M. J : D'après la fin du film, vous avez fait tuer le père ; vous êtes contre cette " commission de vérité et de réconciliation". Est-ce une position personnelle ou vous adoptez le point de vue de la majorité ?

S. R :
C'était plutôt pour des raisons d'écriture : quelle est la solution la plus appropriée pour trouver une fin à cette fiction ? Si je ne fais pas tuer le père ça serait difficile de tourner la page de cette histoire. J'ai voulu faire en sorte que la mère prenne la décision et dise "maintenant je m'occupe de ma fille, je vais avancer avec elle". Si je laisse le père en vie, on pourrait continuer sans sentir la mère. L'attachement fille /père tue la mère. J'ai sacrifié le père car je veux valoriser le rôle de la mère.
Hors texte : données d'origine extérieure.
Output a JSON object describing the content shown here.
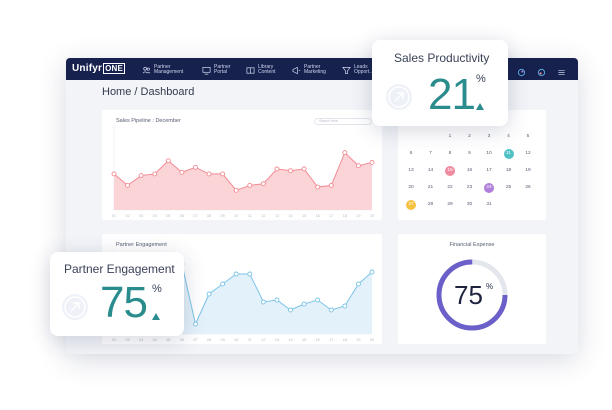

M. J : Pourtant il y a deux mères, la journaliste qui ne veut pas tourner la page et la vieille dame qui a abdiqué.

S. R :
La vieille dame a décidé de mettre fin à tout dès la scène où on la voit purifier la terre avec de l'eau. Ce geste très symbolique voudrait dire : il faut arrêter il ne faut plus assister aux réunions de la Commission. La démission de la vieille a été interprétée par la journaliste comme un défi à relever. C'est une occasion pour elle de redoubler d'efforts et de continuer la bataille pour trouver une fin à sa quête. Si elle ne lutte pas il n'y aura pas d'issue. Donc elle ne peut pas tourner la page et continuer à vivre. Et c'est à partir de cette scène qu'elle a déployée plus d'énergie. Elle estime qu'il faut faire des sacrifices pour pouvoir avancer. C'est la loi de toute lutte.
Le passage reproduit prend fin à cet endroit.